In Spain, people eat 12 grapes at midnight—one each time the clock chimes—which is supposed to bring them good luck for the new year. Food Republic explains that this tradition probably grew out of the French custom of eating grapes and drinking champagne on New Year’s Eve. There’s another theory that claims the tradition was started by a local winery trying to sell more grapes. But even if the origin is murky, this is a fun all-ages tradition (just be careful not to choke!).  

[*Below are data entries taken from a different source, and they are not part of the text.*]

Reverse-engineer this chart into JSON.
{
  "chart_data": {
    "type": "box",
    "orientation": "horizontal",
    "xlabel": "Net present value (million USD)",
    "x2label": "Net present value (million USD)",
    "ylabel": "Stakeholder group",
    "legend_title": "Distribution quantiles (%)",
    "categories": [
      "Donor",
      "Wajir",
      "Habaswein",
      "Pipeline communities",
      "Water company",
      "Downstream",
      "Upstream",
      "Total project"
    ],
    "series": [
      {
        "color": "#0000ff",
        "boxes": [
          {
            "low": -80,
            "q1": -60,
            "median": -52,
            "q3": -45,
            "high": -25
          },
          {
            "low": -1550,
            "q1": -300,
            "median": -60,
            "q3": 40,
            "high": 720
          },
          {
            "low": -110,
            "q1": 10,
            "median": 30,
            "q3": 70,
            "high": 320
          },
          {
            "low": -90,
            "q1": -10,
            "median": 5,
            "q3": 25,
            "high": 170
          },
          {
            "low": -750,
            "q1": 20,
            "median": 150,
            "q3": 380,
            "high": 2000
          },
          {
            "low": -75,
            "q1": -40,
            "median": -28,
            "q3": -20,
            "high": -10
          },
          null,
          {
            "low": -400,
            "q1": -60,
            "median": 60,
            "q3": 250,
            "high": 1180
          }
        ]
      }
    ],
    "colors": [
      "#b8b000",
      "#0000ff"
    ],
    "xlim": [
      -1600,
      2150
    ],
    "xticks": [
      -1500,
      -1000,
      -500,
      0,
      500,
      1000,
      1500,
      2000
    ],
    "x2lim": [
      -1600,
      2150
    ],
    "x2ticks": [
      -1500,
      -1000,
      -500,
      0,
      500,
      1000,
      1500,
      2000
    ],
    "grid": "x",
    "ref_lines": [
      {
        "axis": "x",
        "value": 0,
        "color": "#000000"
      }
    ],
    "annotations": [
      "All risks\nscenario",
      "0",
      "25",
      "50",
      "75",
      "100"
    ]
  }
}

According to Smithsonian Magazine, when the French enslaved thousands of Africans on Haiti in the 17th and 18th centuries, the slaves weren’t allowed to eat a certain delicacy called soup joumou—even though they were the ones who prepared, cooked, and served it—because it was considered a status symbol by their white, French enslavers. So, when the Haitians declared independence from France on January 1, 1804, they celebrated by eating the previously forbidden soup joumou, and it has since become a symbol of their freedom. Now it’s customary for Haitians to enjoy this soup on New Year’s Day. 

Puerto Rico

As Discover Puerto Rico explains, “Puerto Ricans clean their homes to start the New Year on a positive note, since they believe that will be the condition that prevails for the next 365 days.” So, you might want to get your family together and do the same. Break out the vacuum, clear the clutter, and make some donations. That way, you and your family can start 2024 with a clean slate, both literally and figuratively. Or, if you’re going to be anywhere near a beach on New Year’s Eve, you can fall backwards into the waves as the clock chimes midnight in order to keep bad spirits away—just like some Puerto Ricans do!

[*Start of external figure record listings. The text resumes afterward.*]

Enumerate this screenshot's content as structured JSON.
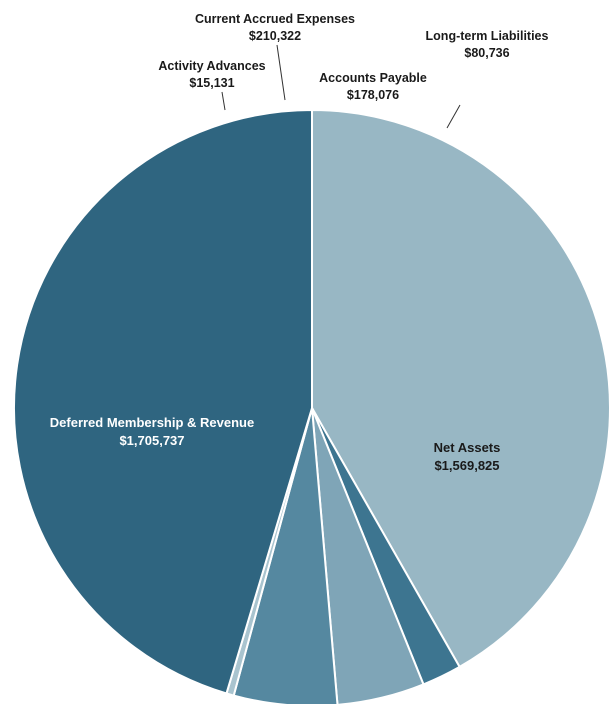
{
  "chart_data": {
    "type": "pie",
    "start_angle_deg": 90,
    "direction": "counterclockwise",
    "slices": [
      {
        "label": "Net Assets",
        "value_label": "$1,569,825",
        "value": 1569825,
        "color": "#98b7c4",
        "text_color": "#1a1a1a"
      },
      {
        "label": "Long-term Liabilities",
        "value_label": "$80,736",
        "value": 80736,
        "color": "#3d7590",
        "text_color": "#1a1a1a"
      },
      {
        "label": "Accounts Payable",
        "value_label": "$178,076",
        "value": 178076,
        "color": "#7fa5b7",
        "text_color": "#1a1a1a"
      },
      {
        "label": "Current Accrued Expenses",
        "value_label": "$210,322",
        "value": 210322,
        "color": "#5588a0",
        "text_color": "#1a1a1a"
      },
      {
        "label": "Activity Advances",
        "value_label": "$15,131",
        "value": 15131,
        "color": "#a9c4cf",
        "text_color": "#1a1a1a"
      },
      {
        "label": "Deferred Membership & Revenue",
        "value_label": "$1,705,737",
        "value": 1705737,
        "color": "#2f6580",
        "text_color": "#ffffff"
      }
    ]
  }
}
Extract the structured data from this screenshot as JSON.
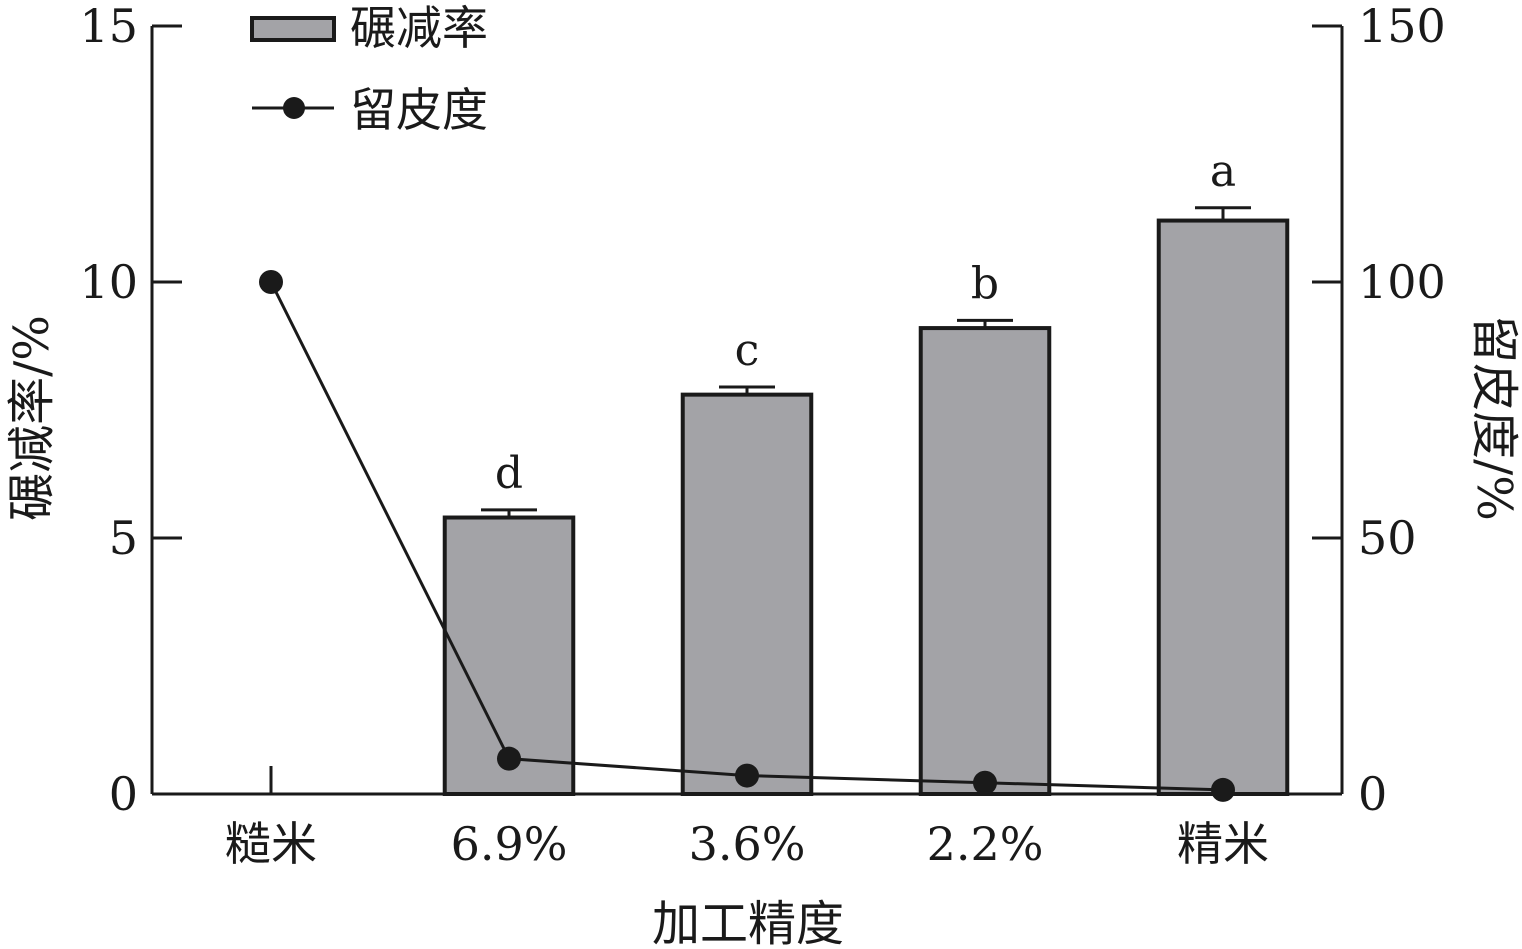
{
  "chart_data": {
    "type": "bar",
    "categories": [
      "糙米",
      "6.9%",
      "3.6%",
      "2.2%",
      "精米"
    ],
    "xlabel": "加工精度",
    "ylabel": "碾减率/%",
    "y2label": "留皮度/%",
    "ylim": [
      0,
      15
    ],
    "y2lim": [
      0,
      150
    ],
    "yticks": [
      0,
      5,
      10,
      15
    ],
    "y2ticks": [
      0,
      50,
      100,
      150
    ],
    "grid": false,
    "legend_position": "top-left",
    "series": [
      {
        "name": "碾减率",
        "type": "bar",
        "axis": "left",
        "values": [
          null,
          5.4,
          7.8,
          9.1,
          11.2
        ],
        "errors": [
          null,
          0.15,
          0.15,
          0.15,
          0.25
        ],
        "labels": [
          "",
          "d",
          "c",
          "b",
          "a"
        ],
        "color": "#a3a3a7"
      },
      {
        "name": "留皮度",
        "type": "line",
        "axis": "right",
        "values": [
          100,
          6.9,
          3.6,
          2.2,
          0.8
        ],
        "color": "#1a1a1a"
      }
    ]
  }
}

The New Year’s customs in Ghana tend to vary regionally. Some people light fireworks. Others go to church. And the people of the town of Winneba participate in the Winneba Fancy Dress Festival, or Kakamotobi. As Atlas Obscura explains, this is a little bit like Mardi Gras in New Orleans, where you see fantastic, over-the-top costumes, performances, and music. The tradition dates back to when Dutch colonizers of coastal Ghana would dress up in masks and costumes on New Year’s Eve and party all night in white-owned bars. In the 1930s, the people of Winneba took this tradition to the streets and made it their very own.

Norway and Denmark

Do your kids have a sweet tooth? Does your family like to bake? If so, take a look at this recipe for Kransekake. This is an 18-layer cake that’s made out of a sugary almond dough, and is customary to eat on special occasions, including New Year’s Eve, in Norway and Denmark. According to TastingTable, the circular rings of the cake symbolize a year that’s coming full circle.

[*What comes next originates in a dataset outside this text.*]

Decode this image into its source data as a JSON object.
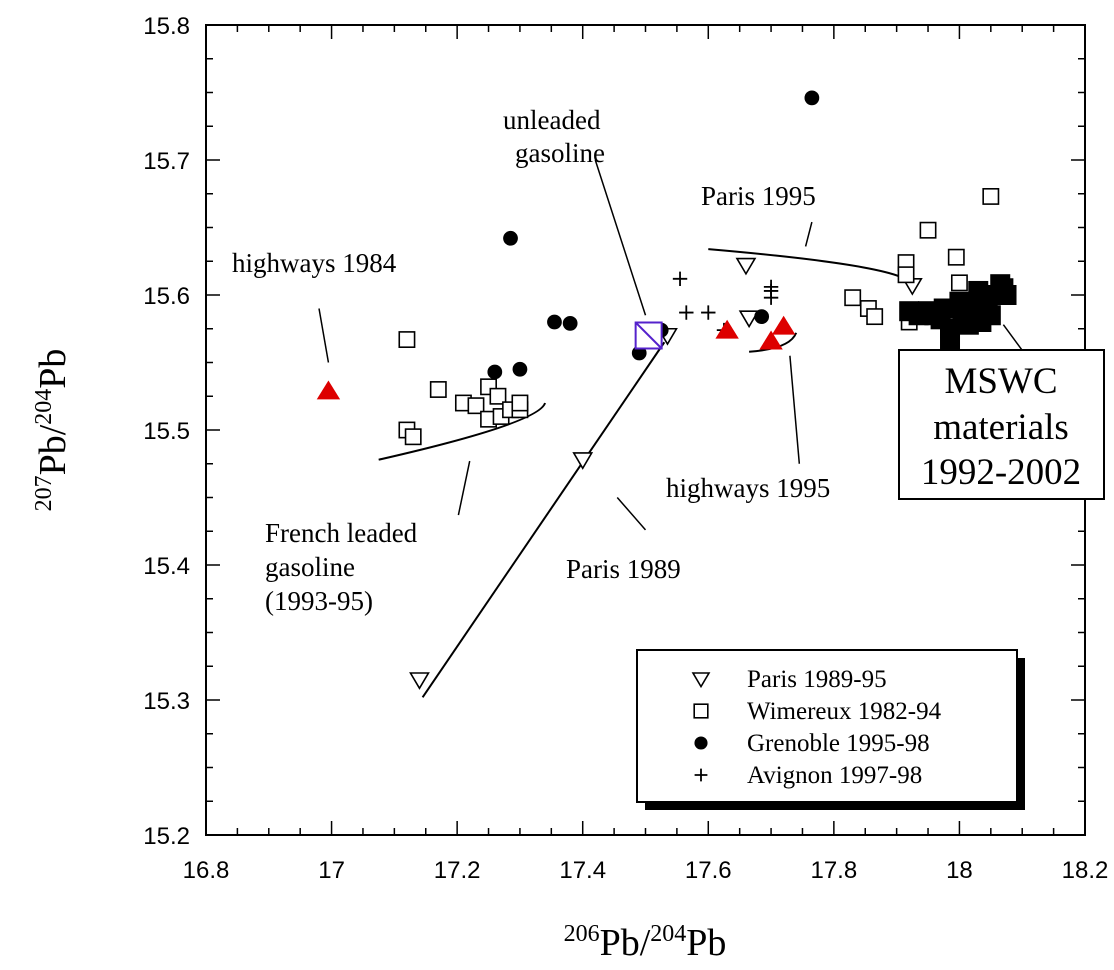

In Ethiopia, they ring in their New Year—which actually takes place on September 11th (or September 12th in a leap year) with a public holiday called Enkutatash. The celebration has religious origins, so for some people, it begins with going to church. From there, they share a traditional meal, featuring flatbread with a special sauce. Then the children gather daisies, fashion them into a bouquet, and exchange the bouquets with friends. They close out the day by singing Ethiopian New Year’s songs, like the classic “Abebayehosh,” which you can listen to here:


The Japanese have several New Year’s traditions, one of which is hanging a decoration called shimekazari near their front doors. The ornament is made of sacred rice straw rope, pine, and bitter orange, which are said to ward off evil spirits and invite good fortune. Another traditional New Year decoration is the Kagami Mochi, which is a stack consisting of a larger rice cake on the bottom, a smaller rice cake in the middle, and a bitter orange on the top. The rice cakes represent the old year we’re leaving behind and the new year ahead, and the orange represents the continuation of the family through the generations. And the whole thing sits on top of a stand called a sanpō, which is supposed to ward off fires in the following year. 

The United States

New Year’s traditions across the United States tend to vary a bit by region, but generally speaking, it’s a time to get together with friends and family, sing “Auld Lang Syne,” and toast with some sort of sparkling beverage. It’s also customary to turn on the TV and watch the ball drop in NYC’s Times Square. But instead of watching the ball drop, some cities have their own versions of the countdown to midnight. There’s the Chile Drop in Las Cruces, New Mexico; the MoonPie Drop in Mobile, Alabama; the Potato Drop in Boise, Idaho; the Dillsburg Pickle Drop in Dillsburg, Pennsylvania; and the Hershey’s Kiss Raise in Hershey, Pennsylvania.